Queria tocar ainda em outro ponto: qual destino foi dado para o projeto da Ancinav?
É um projeto fundamental. Desafio qualquer um a apontar no projeto os itens que pegaram para colocar-nos como autoritários. É o tipo de grita que vem sempre dos mesmos segmentos, os “conteudistas” que atuam no mercado e adotam uma postura conservadora. Os mecanismos de proteção previstos eram fundamentais, em um ambiente de diversidade como este, para garantir os direitos à soberania e a autodeterminação dos povos, garantir a diversidade cultural. O projeto da Ancinav, diga-se de passagem, foi discutido com todo o setor audiovisual, amplamente. Depois fomos vítimas de um ataque contra o projeto. Neste momento, com o interesse de preservar a soberania do país e a diversidade cultural, o Congresso Nacional esta debatendo mais de um projeto de lei que toca neste ponto.

Outra questão sobre a qual começam a surgir dúvidas é a digitalização do cinema. Como a Ancine vê este processo?
Nós estamos, no mercado, com um processo concomitante de digitalização das TVs e com a necessidade de produção digital daqui para frente. O que é certo nesse momento é que as majors definiram um padrão técnico, que deve ser adotado, e que é um padrão de alto custo, que como toda indústria começa num preço mais elevado e tende a se adaptar às próprias disponibilidades do mercado. Para a definição dos padrões, há toda uma discussão de adoção de softwares e sistemas livres, e isso ainda não está definido. Mas nesse momento essa discussão é incipiente, o mercado de filmes em celulóide ainda deve continuar por um tempo. Estamos discutindo com os setores afetados, para definir o melhor para o país e para nos inserir nesta mudança. O que já está definido, por sua vez, é a operação, quase que experimental, dos grandes distribuidores brasileiros. O mundo ainda não definiu qual, ou quais, serão os padrões majoritários, depois de anos de discussão e produção. A discussão tem se arrastado por 20 anos, com um padrão desenvolvido pelos japoneses já em 1989, e experimentos de George Lucas desde 1990, mas sem uma definição da indústria americana ninguém deve começar a produzir em larga escala. Temos nos adaptado, para não ficarmos isolados e não criarmos dificuldades para circulação da nossa produção por conta do padrão.

E a digitalização da TV, terá impacto neste mercado? Como atua a TV Pública neste momento de mudanças?

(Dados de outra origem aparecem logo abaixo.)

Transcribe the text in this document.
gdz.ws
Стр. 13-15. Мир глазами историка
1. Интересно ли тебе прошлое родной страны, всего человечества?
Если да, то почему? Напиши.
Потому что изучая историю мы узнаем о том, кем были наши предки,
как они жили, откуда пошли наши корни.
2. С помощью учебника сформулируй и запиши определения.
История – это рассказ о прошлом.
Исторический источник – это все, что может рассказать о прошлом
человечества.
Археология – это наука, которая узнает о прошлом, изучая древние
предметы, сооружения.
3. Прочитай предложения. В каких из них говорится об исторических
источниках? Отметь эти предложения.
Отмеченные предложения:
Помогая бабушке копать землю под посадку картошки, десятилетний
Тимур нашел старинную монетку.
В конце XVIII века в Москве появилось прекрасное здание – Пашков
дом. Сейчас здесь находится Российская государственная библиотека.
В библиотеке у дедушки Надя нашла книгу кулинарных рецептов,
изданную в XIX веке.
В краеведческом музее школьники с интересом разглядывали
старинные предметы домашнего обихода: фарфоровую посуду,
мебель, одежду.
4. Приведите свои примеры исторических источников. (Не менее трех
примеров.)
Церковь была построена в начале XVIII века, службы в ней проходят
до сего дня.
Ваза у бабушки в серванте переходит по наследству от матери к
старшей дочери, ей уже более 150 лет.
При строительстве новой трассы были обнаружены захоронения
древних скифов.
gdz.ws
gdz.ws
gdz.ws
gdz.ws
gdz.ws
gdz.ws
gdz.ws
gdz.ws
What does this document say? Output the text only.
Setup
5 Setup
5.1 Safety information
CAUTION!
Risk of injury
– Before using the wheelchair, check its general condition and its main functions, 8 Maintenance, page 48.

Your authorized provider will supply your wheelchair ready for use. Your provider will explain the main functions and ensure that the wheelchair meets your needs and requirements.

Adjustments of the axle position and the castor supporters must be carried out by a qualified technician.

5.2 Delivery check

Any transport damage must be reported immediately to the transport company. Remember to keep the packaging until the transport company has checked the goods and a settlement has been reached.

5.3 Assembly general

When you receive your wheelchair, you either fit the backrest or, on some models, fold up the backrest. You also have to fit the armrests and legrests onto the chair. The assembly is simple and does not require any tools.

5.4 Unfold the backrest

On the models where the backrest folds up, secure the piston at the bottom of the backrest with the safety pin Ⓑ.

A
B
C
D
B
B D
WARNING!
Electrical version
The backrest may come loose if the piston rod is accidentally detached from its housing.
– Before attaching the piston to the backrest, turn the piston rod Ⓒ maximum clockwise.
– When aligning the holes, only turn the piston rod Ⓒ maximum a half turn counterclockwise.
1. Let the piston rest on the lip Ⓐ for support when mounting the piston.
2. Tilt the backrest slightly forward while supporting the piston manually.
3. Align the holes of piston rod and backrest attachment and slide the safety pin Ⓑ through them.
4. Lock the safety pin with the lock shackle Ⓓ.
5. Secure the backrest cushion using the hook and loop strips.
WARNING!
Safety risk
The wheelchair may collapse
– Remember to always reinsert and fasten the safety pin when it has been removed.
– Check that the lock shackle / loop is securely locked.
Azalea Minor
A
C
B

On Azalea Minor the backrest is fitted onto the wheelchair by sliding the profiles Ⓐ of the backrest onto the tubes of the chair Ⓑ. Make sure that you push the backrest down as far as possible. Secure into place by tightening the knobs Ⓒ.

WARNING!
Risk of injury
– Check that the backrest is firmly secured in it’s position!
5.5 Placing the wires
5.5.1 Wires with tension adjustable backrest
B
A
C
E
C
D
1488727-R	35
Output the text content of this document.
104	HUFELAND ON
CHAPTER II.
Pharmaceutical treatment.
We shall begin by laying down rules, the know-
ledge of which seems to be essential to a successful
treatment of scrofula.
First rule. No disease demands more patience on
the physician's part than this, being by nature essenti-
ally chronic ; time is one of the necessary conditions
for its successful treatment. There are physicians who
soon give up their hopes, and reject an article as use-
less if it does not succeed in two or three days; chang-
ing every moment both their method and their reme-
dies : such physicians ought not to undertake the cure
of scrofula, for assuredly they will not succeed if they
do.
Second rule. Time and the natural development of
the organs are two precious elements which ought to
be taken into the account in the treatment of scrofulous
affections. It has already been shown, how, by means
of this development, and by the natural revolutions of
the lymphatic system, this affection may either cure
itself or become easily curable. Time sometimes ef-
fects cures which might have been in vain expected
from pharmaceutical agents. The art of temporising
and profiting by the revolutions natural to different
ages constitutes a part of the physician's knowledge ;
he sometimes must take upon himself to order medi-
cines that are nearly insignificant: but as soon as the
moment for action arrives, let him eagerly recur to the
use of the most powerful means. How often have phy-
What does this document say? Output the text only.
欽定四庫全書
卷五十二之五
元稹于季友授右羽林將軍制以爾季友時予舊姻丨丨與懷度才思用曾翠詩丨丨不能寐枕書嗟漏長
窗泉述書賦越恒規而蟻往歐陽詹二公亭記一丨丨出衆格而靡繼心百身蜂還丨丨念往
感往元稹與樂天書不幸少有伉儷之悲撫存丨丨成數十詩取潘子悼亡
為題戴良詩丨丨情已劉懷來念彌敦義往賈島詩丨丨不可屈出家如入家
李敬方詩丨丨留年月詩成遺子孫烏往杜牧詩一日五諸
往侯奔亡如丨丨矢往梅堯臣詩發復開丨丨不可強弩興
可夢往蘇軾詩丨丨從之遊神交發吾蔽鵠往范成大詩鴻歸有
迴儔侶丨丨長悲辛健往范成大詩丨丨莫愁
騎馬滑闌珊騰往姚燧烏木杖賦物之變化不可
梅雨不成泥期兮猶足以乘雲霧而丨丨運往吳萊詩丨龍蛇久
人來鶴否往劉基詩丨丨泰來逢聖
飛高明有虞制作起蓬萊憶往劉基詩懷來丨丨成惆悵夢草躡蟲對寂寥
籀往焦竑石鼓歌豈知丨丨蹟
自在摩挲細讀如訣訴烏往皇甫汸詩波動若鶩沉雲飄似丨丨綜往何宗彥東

Não tenha dúvidas. Hoje, a produção em digital, mesmo a produção em um bom padrão, como o broadcasting, é bem acessível. O que se precisa é criar a demanda. Faço parte do grupo executivo da TV pública, e ela será uma grande demandante da produção independente. A produção para esta e outras mídias em digital vai gerar um aumento muito significativo neste sentido. Nós temos a produção, desde o documentário, do cinema de animação, da teledramartugia, do próprio cinema, até produções esportivas, em divisões regionais e modalidades pouco exploradas pela televisão comercial, ativos alheios da grande mídia. Tudo isso pode chegar, com multi-programação, com WEB-TV, com TV universitária, etc. A digitalização vai mudar substancialmente o conceito que a gente tem da TV como ela é, pois trabalha muito mais numa lógica de web do que de radiodifusão, que já é adotada no mundo todo. E, fora do Brasil também, a produção independente é quem sustenta a atividade audiovisual, até por manter uma alta qualidade com um custo menor, e a TV apenas gerenciando esta programação.